People like to be flattered and don’t like to be criticised – and this is true even when the flattery or criticism is coming from a computer. Even if the flattery is unfounded, and they know it, people still like it and feel more positively towards the machine than otherwise. I find it absolutely wild that despite knowing with our logical brains that it’s just meaningless 1s and 0s coming from a machine, we still fall for these compliments! And it’s such a lovely and positive thing to fall for! Humans are so sweet.
‘But this is all still new’, you might say, to rationalise this behaviour. In our centuries-long human history – millennia-long, even – of conducting trade, and making arrangements, and communicating, we have been using computers and AI for about two seconds. People just aren’t used to it yet. And because we aren’t quite familiar with these human-machine interactions, we react in a human way because that’s all we know how to do.
This may well be true – but then again, it might not. This is all occurring on a subconscious level, regardless of how aware we are that we’re interacting with a computer. In another study, when people were asked whether they treated computers like humans, they mostly said no – before going on to do exactly that in the next part of the study. Even people who worked with computers all the time and were very familiar with them – web developers, programmers – and who might therefore be the least likely group to take this sort of approach, still did.
The studies referenced are taken from The Media Equation[ii], a book (turned theory) which gives a brilliant, fascinating look at how people respond to computers. Also, it was published in 1996 – more than 20 years ago! It’s certain that things will have changed in this time, in terms of HCI. As Thurlow (2003) notes,
‘Although something of a cliché, it is necessary to acknowledge the speed with which these communication technologies are changing and how academic research in this area slides towards obsolescence before it even gets going.’[iii]
However, as mentioned before, even judging only by how customers respond to ContactEngine conversations, it’s clear that the Media Equation effect is still very much present. Customers are polite in their responses; they say please and thank you; they do ‘like’ or ‘love’ reactions to messages (a function of iMessage); they bless the sender and wish it a good day. Some of these customers must assume their replies will be read by a human – but I’m sure that others, consciously or not, still simply respond to machine messages as they would human ones.

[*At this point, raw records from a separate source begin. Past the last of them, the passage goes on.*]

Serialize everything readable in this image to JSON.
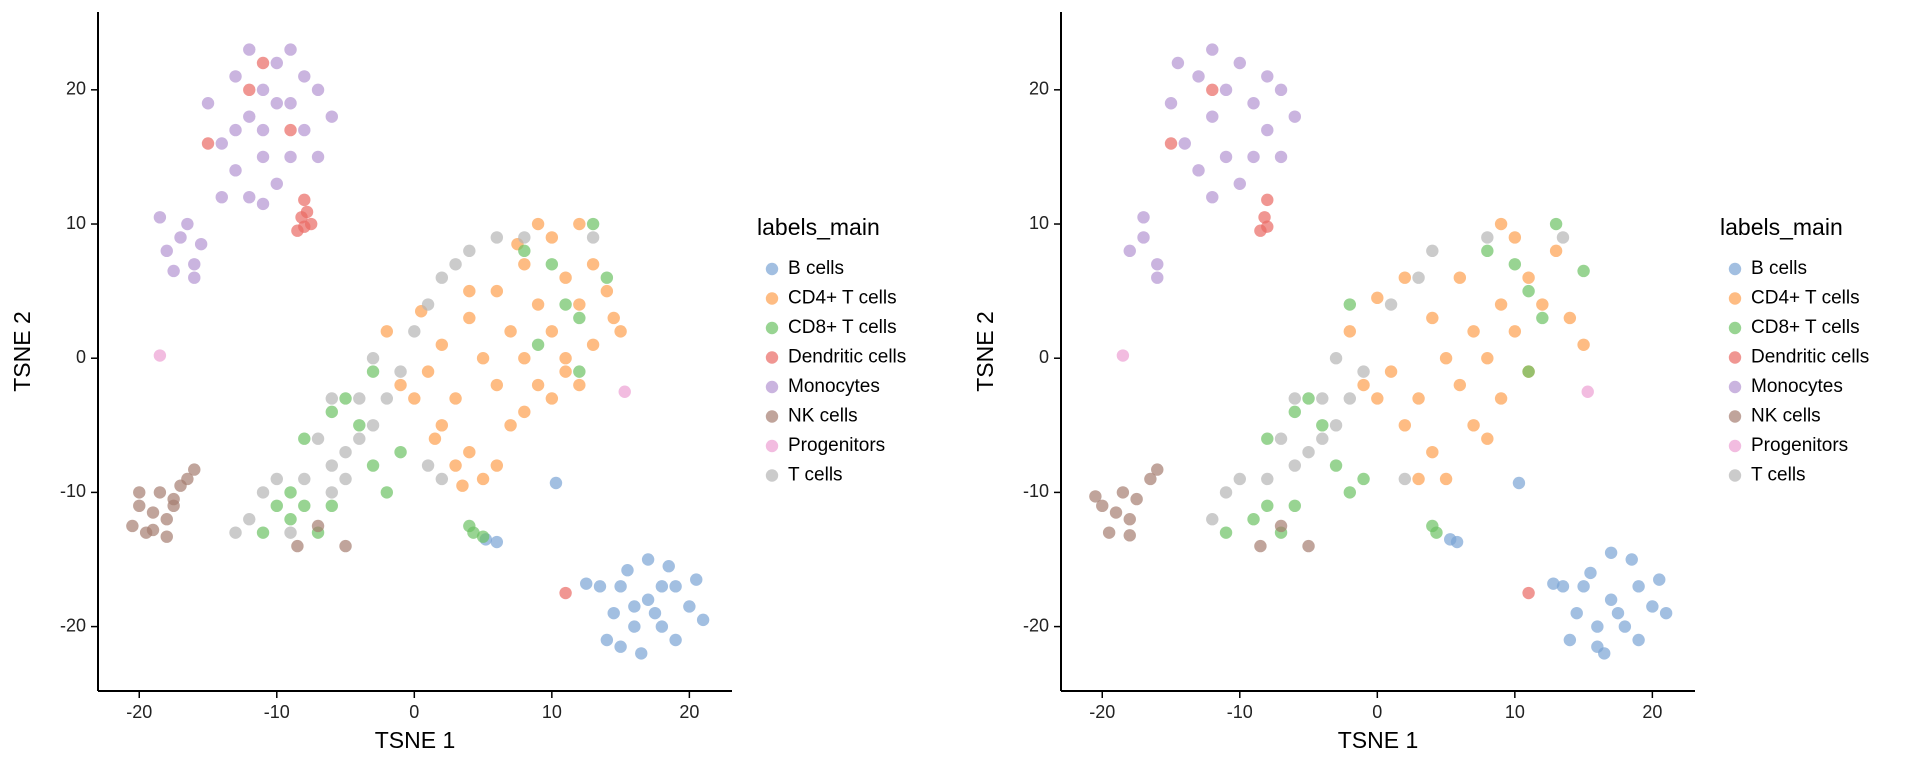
{
  "chart_data": [
    {
      "type": "scatter",
      "x_label": "TSNE 1",
      "y_label": "TSNE 2",
      "legend_title": "labels_main",
      "legend": "right",
      "grid": false,
      "xlim": [
        -23,
        23.1
      ],
      "ylim": [
        -24.8,
        25.8
      ],
      "xticks": [
        -20,
        -10,
        0,
        10,
        20
      ],
      "yticks": [
        -20,
        -10,
        0,
        10,
        20
      ],
      "series": [
        {
          "name": "B cells",
          "color": "#7ba4d4",
          "x": [
            17,
            15,
            19,
            16,
            18,
            14.5,
            20,
            17,
            18.5,
            15.5,
            16.5,
            19,
            13.5,
            20.5,
            14,
            17.5,
            16,
            18,
            12.5,
            10.3,
            5.2,
            6,
            21,
            15
          ],
          "values": [
            -18,
            -17,
            -17,
            -20,
            -20,
            -19,
            -18.5,
            -15,
            -15.5,
            -15.8,
            -22,
            -21,
            -17,
            -16.5,
            -21,
            -19,
            -18.5,
            -17,
            -16.8,
            -9.3,
            -13.5,
            -13.7,
            -19.5,
            -21.5
          ]
        },
        {
          "name": "CD4+ T cells",
          "color": "#fda04f",
          "x": [
            5,
            3,
            7,
            9,
            11,
            2,
            4,
            6,
            8,
            10,
            12,
            13,
            10,
            8,
            6,
            4,
            1,
            0,
            3,
            5,
            7,
            9,
            11,
            13,
            14,
            12,
            9,
            4,
            2,
            -1,
            14.5,
            6,
            8,
            11,
            1.5,
            7.5,
            3.5,
            -2,
            0.5,
            15,
            12,
            10
          ],
          "values": [
            0,
            -3,
            2,
            4,
            6,
            -5,
            -7,
            -2,
            0,
            2,
            4,
            7,
            9,
            7,
            5,
            3,
            -1,
            -3,
            -8,
            -9,
            -5,
            -2,
            0,
            1,
            5,
            10,
            10,
            5,
            1,
            -2,
            3,
            -8,
            -4,
            -1,
            -6,
            8.5,
            -9.5,
            2,
            3.5,
            2,
            -2,
            -3
          ]
        },
        {
          "name": "CD8+ T cells",
          "color": "#6cc264",
          "x": [
            10,
            12,
            13,
            8,
            11,
            14,
            9,
            -4,
            -6,
            -8,
            -9,
            -7,
            -10,
            -11,
            -6,
            -2,
            -1,
            -3,
            -9,
            -8,
            4,
            4.3,
            5,
            12,
            -5,
            -3
          ],
          "values": [
            7,
            3,
            10,
            8,
            4,
            6,
            1,
            -5,
            -4,
            -11,
            -12,
            -13,
            -11,
            -13,
            -11,
            -10,
            -7,
            -8,
            -10,
            -6,
            -12.5,
            -13,
            -13.3,
            -1,
            -3,
            -1
          ]
        },
        {
          "name": "Dendritic cells",
          "color": "#ea6a64",
          "x": [
            -8.2,
            -8,
            -7.5,
            -8.5,
            -8,
            -9,
            -11,
            -12,
            -15,
            11,
            -7.8
          ],
          "values": [
            10.5,
            9.8,
            10,
            9.5,
            11.8,
            17,
            22,
            20,
            16,
            -17.5,
            10.9
          ]
        },
        {
          "name": "Monocytes",
          "color": "#b394d2",
          "x": [
            -11,
            -12,
            -10,
            -9,
            -13,
            -8,
            -11,
            -13,
            -10,
            -12,
            -14,
            -9,
            -7,
            -6,
            -12,
            -9,
            -14,
            -11,
            -10,
            -8,
            -15,
            -13,
            -17,
            -16,
            -18,
            -16.5,
            -17.5,
            -15.5,
            -18.5,
            -16,
            -11,
            -7
          ],
          "values": [
            20,
            18,
            22,
            19,
            21,
            17,
            15,
            14,
            13,
            12,
            16,
            15,
            20,
            18,
            23,
            23,
            12,
            17,
            19,
            21,
            19,
            17,
            9,
            7,
            8,
            10,
            6.5,
            8.5,
            10.5,
            6,
            11.5,
            15
          ]
        },
        {
          "name": "NK cells",
          "color": "#a57e70",
          "x": [
            -19,
            -18,
            -20,
            -19.5,
            -18.5,
            -20.5,
            -17.5,
            -19,
            -18,
            -20,
            -17,
            -16,
            -16.5,
            -17.5,
            -8.5,
            -7,
            -5
          ],
          "values": [
            -11.5,
            -12,
            -11,
            -13,
            -10,
            -12.5,
            -11,
            -12.8,
            -13.3,
            -10,
            -9.5,
            -8.3,
            -9,
            -10.5,
            -14,
            -12.5,
            -14
          ]
        },
        {
          "name": "Progenitors",
          "color": "#ec9fd3",
          "x": [
            -18.5,
            15.3
          ],
          "values": [
            0.2,
            -2.5
          ]
        },
        {
          "name": "T cells",
          "color": "#b5b5b5",
          "x": [
            -5,
            -6,
            -4,
            -7,
            -5,
            -3,
            -6,
            -8,
            -10,
            -12,
            -11,
            -9,
            -2,
            -1,
            0,
            1,
            2,
            3,
            4,
            6,
            8,
            -4,
            -6,
            -3,
            13,
            1,
            2,
            -13
          ],
          "values": [
            -7,
            -8,
            -6,
            -6,
            -9,
            -5,
            -10,
            -9,
            -9,
            -12,
            -10,
            -13,
            -3,
            -1,
            2,
            4,
            6,
            7,
            8,
            9,
            9,
            -3,
            -3,
            0,
            9,
            -8,
            -9,
            -13
          ]
        }
      ]
    },
    {
      "type": "scatter",
      "x_label": "TSNE 1",
      "y_label": "TSNE 2",
      "legend_title": "labels_main",
      "legend": "right",
      "grid": false,
      "xlim": [
        -23,
        23.1
      ],
      "ylim": [
        -24.8,
        25.8
      ],
      "xticks": [
        -20,
        -10,
        0,
        10,
        20
      ],
      "yticks": [
        -20,
        -10,
        0,
        10,
        20
      ],
      "series": [
        {
          "name": "B cells",
          "color": "#7ba4d4",
          "x": [
            17,
            15,
            19,
            16,
            18,
            14.5,
            20,
            17,
            18.5,
            15.5,
            16.5,
            19,
            13.5,
            20.5,
            14,
            21,
            12.8,
            10.3,
            5.3,
            5.8,
            16,
            17.5
          ],
          "values": [
            -18,
            -17,
            -17,
            -20,
            -20,
            -19,
            -18.5,
            -14.5,
            -15,
            -16,
            -22,
            -21,
            -17,
            -16.5,
            -21,
            -19,
            -16.8,
            -9.3,
            -13.5,
            -13.7,
            -21.5,
            -19
          ]
        },
        {
          "name": "CD4+ T cells",
          "color": "#fda04f",
          "x": [
            5,
            3,
            7,
            9,
            11,
            2,
            4,
            6,
            8,
            10,
            12,
            13,
            9,
            6,
            4,
            1,
            0,
            3,
            5,
            7,
            9,
            11,
            14,
            10,
            2,
            -1,
            15,
            8,
            -2,
            0
          ],
          "values": [
            0,
            -3,
            2,
            4,
            6,
            -5,
            -7,
            -2,
            0,
            2,
            4,
            8,
            10,
            6,
            3,
            -1,
            -3,
            -9,
            -9,
            -5,
            -3,
            -1,
            3,
            9,
            6,
            -2,
            1,
            -6,
            2,
            4.5
          ]
        },
        {
          "name": "CD8+ T cells",
          "color": "#6cc264",
          "x": [
            10,
            12,
            13,
            8,
            11,
            15,
            11,
            -4,
            -6,
            -8,
            -9,
            -7,
            -11,
            -6,
            -2,
            -1,
            -3,
            -8,
            4,
            4.3,
            -5,
            -2
          ],
          "values": [
            7,
            3,
            10,
            8,
            5,
            6.5,
            -1,
            -5,
            -4,
            -11,
            -12,
            -13,
            -13,
            -11,
            -10,
            -9,
            -8,
            -6,
            -12.5,
            -13,
            -3,
            4
          ]
        },
        {
          "name": "Dendritic cells",
          "color": "#ea6a64",
          "x": [
            -8.2,
            -8,
            -8.5,
            -8,
            -12,
            -15,
            11
          ],
          "values": [
            10.5,
            9.8,
            9.5,
            11.8,
            20,
            16,
            -17.5
          ]
        },
        {
          "name": "Monocytes",
          "color": "#b394d2",
          "x": [
            -11,
            -12,
            -10,
            -9,
            -13,
            -8,
            -11,
            -13,
            -10,
            -12,
            -14,
            -9,
            -7,
            -6,
            -12,
            -8,
            -15,
            -17,
            -16,
            -18,
            -17,
            -16,
            -7,
            -14.5
          ],
          "values": [
            20,
            18,
            22,
            19,
            21,
            17,
            15,
            14,
            13,
            12,
            16,
            15,
            20,
            18,
            23,
            21,
            19,
            9,
            7,
            8,
            10.5,
            6,
            15,
            22
          ]
        },
        {
          "name": "NK cells",
          "color": "#a57e70",
          "x": [
            -19,
            -18,
            -20,
            -19.5,
            -18.5,
            -20.5,
            -17.5,
            -18,
            -16.5,
            -16,
            -8.5,
            -7,
            -5
          ],
          "values": [
            -11.5,
            -12,
            -11,
            -13,
            -10,
            -10.3,
            -10.5,
            -13.2,
            -9,
            -8.3,
            -14,
            -12.5,
            -14
          ]
        },
        {
          "name": "Progenitors",
          "color": "#ec9fd3",
          "x": [
            -18.5,
            15.3
          ],
          "values": [
            0.2,
            -2.5
          ]
        },
        {
          "name": "T cells",
          "color": "#b5b5b5",
          "x": [
            -5,
            -6,
            -4,
            -7,
            -3,
            -8,
            -10,
            -12,
            -11,
            -2,
            -1,
            1,
            3,
            4,
            8,
            -4,
            -6,
            -3,
            13.5,
            2
          ],
          "values": [
            -7,
            -8,
            -6,
            -6,
            -5,
            -9,
            -9,
            -12,
            -10,
            -3,
            -1,
            4,
            6,
            8,
            9,
            -3,
            -3,
            0,
            9,
            -9
          ]
        }
      ]
    }
  ]
}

At the end of my previous post I asked, how can we tailor our conversations just right so that people know they aren’t talking to a human and therefore give us the responses we want? But when we take the Media Equation into account, it becomes more complicated. Maybe people already know they aren’t talking to a human! And they still don’t want to reply with terse, one-word answers, because it just feels rude. Perhaps instead the question we should be asking is, how can we phrase our conversations so that people are comfortable replying to them? And moreover, how can we continue to advance our AI so that ultimately it can handle even the most chatty, pleasantry-filled, small-talk-y, human responses?
[ii] Reeves, Byron & Clifford Nass (1996). The Media Equation: How People Treat Computers, Television, and New Media Like Real People and Places. University of Chicago Press.
[iii] Thurlow, Crispin (2003). ‘Generation Txt? The sociolinguistics of young people's text-messaging’, Discourse Analysis Online.